On January 15, 1985, Mercado delivered a speech in the Batasang Pambansa criticizing President Marcos after the president publicly faulted the legislature for what he characterized as delays in legislative work. Mercado argued that the opposition's refusal to support the administration automatically should not be regarded as legislative obstruction. The speech was subsequently expunged from the parliamentary record following a motion by Assemblyman Leonardo Perez.

===Minister of Public Works and Highways===
Following the People Power Revolution in February 1986, President Corazon Aquino included Mercado in her new Cabinet as Minister of Public Works and Highways. A June 1986 presidential memorandum formally listed Rogaciano M. Mercado among the members of the Cabinet in his capacity as Minister of Public Works and Highways.

Mercado succeeded Jesus Hipolito, who had headed the public works ministry under Marcos. During Mercado's tenure, the ministry continued to oversee national public-works and infrastructure programs.

In November 1986, Aquino accepted the resignations of Mercado and Natural Resources Minister Ernesto Maceda as part of a Cabinet reorganization. Mercado was succeeded by Philippine National Bank president Vicente Jayme.

===Return to the House===
Mercado contested the 1987 congressional election and was elected as the first representative of the newly created Bulacan's 4th congressional district. His district at the time included municipalities in southeastern Bulacan, including Santa Maria, Meycauayan, Marilao, Obando and San Jose del Monte.

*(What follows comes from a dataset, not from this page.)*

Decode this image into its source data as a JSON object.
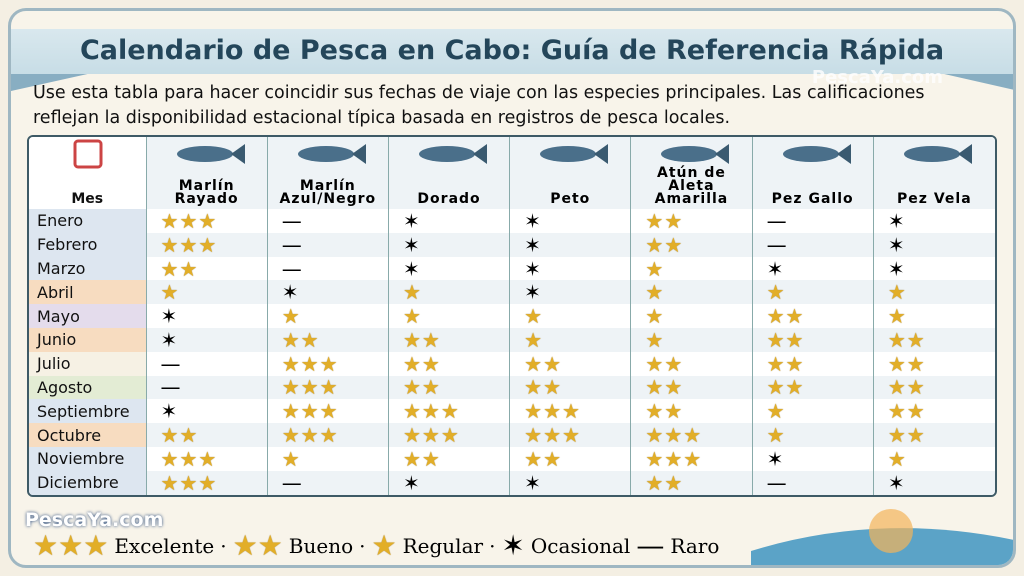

During the 8th Congress, Mercado introduced legislation on education, health care, local government, public infrastructure and other subjects. The Senate of the Philippines Legislative Reference Bureau lists him as principal author of numerous House measures filed between 1987 and 1989.

Among these was House Bill No. 3992, which proposed the establishment of the Meycauayan National High School, and House Bill No. 12164, which proposed the establishment of the Obando National High School. He also principally authored House Bill No. 21253, which sought to designate the Plaridel–Bustos–Angat–Norzagaray–Santa Maria highway as the General Alejo Santos Highway.

Mercado was also the principal author of House Bill No. 24890, legislation regulating firecrackers and pyrotechnic devices. The measure continued through the legislative process following his death and was eventually enacted in 1992 as Republic Act No. 7183.

==Death and legacy==
Mercado died on November 13, 1989, eight days after his 73rd birthday, while serving as representative of Bulacan's 4th district. His congressional seat remained vacant following his death.

Several public institutions and facilities in Bulacan have subsequently borne Mercado's name. In 1992, Congress enacted Republic Act No. 7402, changing the name of the Sta. Maria General Hospital in Santa Maria, Bulacan, to the Rogaciano M. Mercado Memorial General Hospital. The law was signed by President Corazon Aquino on April 14, 1992.

The hospital continues to operate in Santa Maria under his name as part of the provincial government hospital system.